Monte dei Paschi di Siena, 15 difficult years between crisis and rehabilitation

Barilla turns 145 and reopens its historic workshop from 1877 (ANSA)

Between crisis and restructuring the Monte dei Paschi di Siena has held the limelight for almost 15 years, starting with that purchase of Antonveneta in 2007 which coincides with the beginning of the crisis of the oldest bank in the world. Although for many the date must be brought forward to 2002 with the subscription by the then top management of the Santorini and Nota Italia operations, and then, in 2005, with the purchase of the Alexandria bond.

The shareholder state
Currently the Treasury – in negotiations with Unicredit – after the recapitalization in July 2017, is the majority shareholder of Mps with almost 70%, even if the restructuring plan provides for an exit from the capital.

L’Antonveneta operation
In November 2007, Mps unexpectedly buys the Antonveneta bank from Santander for 10.3 billion, paid by the Spaniards 6.6 billion a few months earlier.

The capital increase and Fresh
In 2008, the Bank of Italy shines a light on Fresh, the financial instrument that accompanied the capital increase to take over Antonveneta. In 2009 it was decided to sell the Alexandria shares to Nomura, which are causing huge losses. In exchange, Nomura spreads the ‘red’ over a period of thirty years and the bank books 1.9 billion of Tremonti bonds, promising repayment in 2012. In October, the Bank of Italy ” intensifies the screening of the bank’s liquidity ”.

Inspections by the Bank of Italy
In 2010 the Bank of Italy launched an initial inspection in Siena and asked Mps for a capital increase. In October, the ‘sweet commissioner’ is triggered with a request for daily liquidity updates. In 2011, in July, the MPS foundation subscribes pro-quota the capital increase of 2 billion euros. Meanwhile, the situation worsened with the spread crisis and in September the Bank of Italy launched the second inspection. In October via Nazionale asked for the discontinuity of governance. In November, the MPS Foundation has a billion in debt with the banks that financed the purchase of Antonveneta. To find an agreement, she is forced to sell various assets, including 15% of the bank. During 2012 it drops to 33% (in 2007 it was 56%). In March 2012 the second inspection ends with heavy findings.

The big loss leaves Mussari
The bank closes the 2011 financial statements with a maxi-loss of 4.69 billion.
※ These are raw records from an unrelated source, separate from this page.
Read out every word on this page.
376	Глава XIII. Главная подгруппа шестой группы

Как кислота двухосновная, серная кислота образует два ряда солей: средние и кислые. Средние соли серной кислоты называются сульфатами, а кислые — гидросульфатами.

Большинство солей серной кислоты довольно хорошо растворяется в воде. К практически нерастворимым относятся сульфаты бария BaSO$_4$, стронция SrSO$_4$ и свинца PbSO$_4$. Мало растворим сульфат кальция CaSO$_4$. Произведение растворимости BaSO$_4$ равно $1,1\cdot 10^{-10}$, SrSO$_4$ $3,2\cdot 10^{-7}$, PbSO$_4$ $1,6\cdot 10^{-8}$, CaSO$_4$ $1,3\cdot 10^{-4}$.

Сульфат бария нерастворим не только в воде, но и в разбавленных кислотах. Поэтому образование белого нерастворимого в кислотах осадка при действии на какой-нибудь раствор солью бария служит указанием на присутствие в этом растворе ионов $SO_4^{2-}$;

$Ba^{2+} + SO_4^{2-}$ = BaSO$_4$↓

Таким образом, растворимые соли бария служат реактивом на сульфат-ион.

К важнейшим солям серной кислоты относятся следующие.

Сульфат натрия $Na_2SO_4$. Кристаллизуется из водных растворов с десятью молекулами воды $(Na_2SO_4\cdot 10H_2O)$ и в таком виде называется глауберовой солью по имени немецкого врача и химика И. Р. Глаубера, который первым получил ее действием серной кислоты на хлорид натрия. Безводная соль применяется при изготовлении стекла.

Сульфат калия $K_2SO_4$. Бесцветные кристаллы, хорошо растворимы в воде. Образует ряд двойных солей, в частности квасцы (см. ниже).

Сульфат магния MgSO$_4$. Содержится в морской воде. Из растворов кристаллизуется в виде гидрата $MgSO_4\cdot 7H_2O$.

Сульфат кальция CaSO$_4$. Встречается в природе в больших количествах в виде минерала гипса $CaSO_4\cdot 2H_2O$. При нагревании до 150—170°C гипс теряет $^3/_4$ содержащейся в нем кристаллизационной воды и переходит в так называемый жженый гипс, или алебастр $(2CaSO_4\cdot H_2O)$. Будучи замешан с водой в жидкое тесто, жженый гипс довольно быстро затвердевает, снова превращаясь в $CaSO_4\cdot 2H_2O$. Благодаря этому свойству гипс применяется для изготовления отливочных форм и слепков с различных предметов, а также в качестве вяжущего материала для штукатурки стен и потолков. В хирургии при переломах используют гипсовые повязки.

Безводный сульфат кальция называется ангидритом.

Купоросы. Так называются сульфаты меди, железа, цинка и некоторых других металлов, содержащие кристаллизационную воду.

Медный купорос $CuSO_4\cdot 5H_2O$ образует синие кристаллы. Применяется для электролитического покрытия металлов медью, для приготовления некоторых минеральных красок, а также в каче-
In April Giuseppe Mussari leaves the presidency, Alessandro Profumo is appointed in his place. In May, the Prosecutor’s Office of Siena opens an investigation into the Antonveneta case. In 2013, the scandal broke out in January and in November the bank will launch a 2013-2017 business plan, which includes a maxi-capital increase of 3 billion euros. In 2014 the bank closed with a loss of 5.3 billion. In 2015, after a new capital increase of up to 3 billion was launched, the Treasury became a shareholder of Monte as a payment of interest equal to 243 million euros for the Monti bonds purchased by the bank.

Failure of stress tests
In July 2016, with a collapse of Cet1 to -2.44%, Mps is the worst among the 51 banks of the Old Continent subjected to the stress test of the European Banking Authority. At the end of 2016, the government bailed out Monte with 5.4 billion (of which 1.5 in reimbursement to bondholders) under the 20 billion euro Salvabanche decree. In 2017 in July, the green light of the European Commission for the intervention of the State in the capital of Mps. The bank closes the balance sheets of its first year of normalization in the red by 3.5 billion euros. The following year it returns in profit of 279 million. In 2019 the Milan court sentenced Giuseppe Mussari to 7 years and 6 months in prison, Antonio Vigni to 7 years and 3 months and to 4 years and 8 months. In 2020, MPS sells 8.1 billion of impaired loans to Amco. Profumo and Viola are condemned on derivatives. Both are calling for a radical revision of the sentence. The year closed with the launch of a strategic plan that envisages a capital requirement between 2 and 2.5 billion euros to address the shortage of capital and the restructuring costs necessary to put the income statement back on track. 2,670 net redundancies are expected by 2025 and return to profit in 2023, after a balanced budget in 2022.

The missed wedding with Unicredit and the change at the top
The hypothesis of a wedding with Unicredit appears, but it jumps after a few months’ negotiations. Monte goes ahead on its own but in February the shareholder Mef decides a new change at the top and the CEO Bastianini, not without friction with Il Tesoro, leaves for Luigi Lovaglio. According to Minister Daniele Franco, the state confirms its intention to sell the stake but only after the capital increase to be carried out by 2022 and in any case “not selling off”. The bank closed the first quarter of the year with a 92% drop in profit to 10 million euros.